Cabe ressaltar que Maria das Graças e Luiz Moraes fizeram parte de uma equipe que elaborou e ajudou a implantar um dos mais audaciosos e pioneiros projetos de saneamento básico do país. O projeto foi realizado em 2001, em Alagoinhas, quando na época Maria das Graças era diretora do SAAE do município.

Provocaram uma revolução na forma de conduzir a política publica, com ampla participação popular. O projeto foi e continua a ser alvo de méritos pelo país. O que foi feito há mais de 10 anos atrás em Alagoinhas, milhares de municípios pelo Brasil começam a galgar por agora. Clique aqui e conheça mais sobre o plano elaborado para Alagoinhas.

Na gestão do SAAE em Alagoinhas Maria das Graças também conseguiu avanços nos demais segmentos de serviços da autarquia. Com a colaboração do executivo municipal (na época o prefeito era o atual deputado estadual Joseildo Ramos(PT)) conseguiu reverter o quadro caótico do SAAE e afastar aos propensões de entregar a autarquia a EMBASA.

Mas retornemos para a tupiniquim Catu, onde tudo parece que não dá certo.

Uma das decisões mais acertadas da atual administração foi a nomeação de Maria das Graças para dirigir o SAAE. Como já mostrei anteriormente trata-se de uma profissional de alto nível, gabaritada e com experiência.

Os problemas do SAAE não só continuam, eles são graves. Mas poderiam ser bem piores e talvez a autarquia já não tivesse mais sobre a posse do município, como muitos desejaram (Era iminente o risco de entrega a EMBASA ou mesmo a privatização). Muitos avanços ocorreram na instituição que possui atualmente uma administração mais profissional. A valorização dos servidores também é reconhecida pelos funcionários (impressão e relatos que obtive com os próprios funcionários).

Mas a questão é: Por que Maria das Graças não conseguiu no SAAE-Catu os mesmos resultados que obteve em Alagoinhas?
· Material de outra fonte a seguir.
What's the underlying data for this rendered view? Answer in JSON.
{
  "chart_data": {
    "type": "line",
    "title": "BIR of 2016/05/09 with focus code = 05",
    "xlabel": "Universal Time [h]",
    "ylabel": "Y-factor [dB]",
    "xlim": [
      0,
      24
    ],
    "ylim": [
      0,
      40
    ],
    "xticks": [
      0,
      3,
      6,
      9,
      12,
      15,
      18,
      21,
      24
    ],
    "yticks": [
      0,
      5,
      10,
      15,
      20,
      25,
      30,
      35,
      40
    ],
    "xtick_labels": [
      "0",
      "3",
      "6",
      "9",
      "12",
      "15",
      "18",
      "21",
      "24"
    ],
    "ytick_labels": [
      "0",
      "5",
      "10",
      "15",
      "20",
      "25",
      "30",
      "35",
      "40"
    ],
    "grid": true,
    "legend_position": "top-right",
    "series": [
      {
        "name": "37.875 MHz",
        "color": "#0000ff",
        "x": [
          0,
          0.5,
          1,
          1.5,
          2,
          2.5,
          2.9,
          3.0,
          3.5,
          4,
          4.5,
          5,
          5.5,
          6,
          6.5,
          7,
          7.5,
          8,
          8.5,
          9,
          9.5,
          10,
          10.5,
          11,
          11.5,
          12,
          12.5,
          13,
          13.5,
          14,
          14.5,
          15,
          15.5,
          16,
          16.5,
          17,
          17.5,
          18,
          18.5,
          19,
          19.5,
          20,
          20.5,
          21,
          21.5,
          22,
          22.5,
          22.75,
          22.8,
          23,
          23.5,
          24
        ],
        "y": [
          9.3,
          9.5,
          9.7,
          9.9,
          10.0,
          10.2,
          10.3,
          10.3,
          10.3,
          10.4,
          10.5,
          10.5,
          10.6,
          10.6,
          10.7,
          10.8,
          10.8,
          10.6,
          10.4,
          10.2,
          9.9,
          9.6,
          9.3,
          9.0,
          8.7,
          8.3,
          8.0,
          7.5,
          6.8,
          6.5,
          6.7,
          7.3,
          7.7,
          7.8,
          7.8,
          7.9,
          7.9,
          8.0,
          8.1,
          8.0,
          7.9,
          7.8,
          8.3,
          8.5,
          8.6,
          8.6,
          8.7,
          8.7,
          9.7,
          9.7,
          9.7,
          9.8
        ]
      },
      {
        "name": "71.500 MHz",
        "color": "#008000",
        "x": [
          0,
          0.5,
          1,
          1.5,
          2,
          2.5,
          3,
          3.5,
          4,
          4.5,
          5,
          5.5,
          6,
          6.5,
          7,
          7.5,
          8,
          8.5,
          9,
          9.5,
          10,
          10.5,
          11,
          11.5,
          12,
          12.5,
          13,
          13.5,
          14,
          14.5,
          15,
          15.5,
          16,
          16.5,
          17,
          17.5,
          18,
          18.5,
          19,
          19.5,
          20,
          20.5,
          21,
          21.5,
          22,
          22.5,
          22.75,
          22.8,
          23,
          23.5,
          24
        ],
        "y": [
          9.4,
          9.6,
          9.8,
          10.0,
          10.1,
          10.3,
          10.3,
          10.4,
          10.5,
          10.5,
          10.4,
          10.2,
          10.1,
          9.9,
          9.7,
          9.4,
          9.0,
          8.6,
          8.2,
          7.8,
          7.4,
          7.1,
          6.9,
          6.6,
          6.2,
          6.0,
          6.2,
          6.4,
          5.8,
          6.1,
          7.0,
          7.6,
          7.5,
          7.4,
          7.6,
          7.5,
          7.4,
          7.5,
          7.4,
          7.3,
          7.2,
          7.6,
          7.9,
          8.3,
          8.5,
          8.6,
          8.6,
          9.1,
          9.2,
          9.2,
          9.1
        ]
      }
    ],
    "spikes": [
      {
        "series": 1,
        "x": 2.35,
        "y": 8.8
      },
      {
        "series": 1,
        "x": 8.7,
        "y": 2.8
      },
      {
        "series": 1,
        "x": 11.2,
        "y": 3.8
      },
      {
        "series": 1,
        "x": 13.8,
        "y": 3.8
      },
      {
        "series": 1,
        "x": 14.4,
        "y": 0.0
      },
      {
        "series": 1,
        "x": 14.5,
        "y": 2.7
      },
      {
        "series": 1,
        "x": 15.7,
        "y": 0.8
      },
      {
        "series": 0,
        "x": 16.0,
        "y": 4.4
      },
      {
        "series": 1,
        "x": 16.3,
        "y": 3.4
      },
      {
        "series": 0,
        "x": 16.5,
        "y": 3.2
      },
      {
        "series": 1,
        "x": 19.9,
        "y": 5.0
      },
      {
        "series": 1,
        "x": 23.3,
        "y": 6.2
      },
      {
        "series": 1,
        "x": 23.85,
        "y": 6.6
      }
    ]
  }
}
Primeiro pontuo o sério estrangulamento financeiro diante das necessidades de um sistema com quase meio século de atividade. Quando o sistema de abastecimento de água em Catu foi implantado devíamos ter pouco mais de 20 mil habitantes. Hoje temos mais de 51 mil distribuídos em mais de 15 mil domicílios espalhados por diversos cantos do município.

Com um orçamento anual pouco superior a R$ 3 milhões (maior parte para cobrir a folha de pagamento e gastos com energia), a autarquia tem que conviver com uma alta inadimplência e uma imensidão de demandas que surgem a cada dia, em função de um sistema sucateado e ultrapassado.

O crescimento da demanda por água no município foi sempre maior do que os investimentos realizados. A busca por água nos lençóis freáticos envolvem custos altos e as reservas tendem a diminuir (a medida que a propecção avança para atender uma demanda por água cada vez mais ampliada) aumentando ainda mais os custos, sobretudo com energia.

No verão a situação se complica ainda mais, quando os níveis das águas nos poços ficam significativamente em níveis muito baixos. Outros problemas técnicos, e talvez, até piores, devam existir.

Bom, mas em Alagoinhas a atual diretora deve ter se defrontado com problemas tão ou senão mais graves. Mas o porque aqui não teve condições de reverter o quadro?

Ao meu ver a resposta é simples: deram o abacaxi para ela descascar sozinha. Diferentemente aconteceu em Alagoinhas, quando o prefeito Joseildo Ramos deu todo o suporte para aprofundar as mudanças que a autarquia precisava passar.

A autarquia é independente, disso todos sabem. Mas entre independência e pouca ou quase nenhuma cooperação há uma diferença muito grande.

O SAAE não conseguirá sozinho, com a estrutura que tem, mudar a situação do abastecimento de água em Catu (muito menos nas demais atribuições, entre elas o serviço de esgotamento). Existem formas de financiar o desenvolvimento do SAAE através de recursos do executivo municipal, sem quebrar a autonomia entre instituições - se trata de amplo interesse público. Assim deveria ser pensado caso a questão fosse tratada como prioridade.

E mais que isso. É preciso olhar o SAAE como um complemento fundamental do município, especialmente agora com as políticas de saneamento básico que serão implantadas.

Assim, vejo que o problema do SAAE não é de gerência, mas sim sistêmico.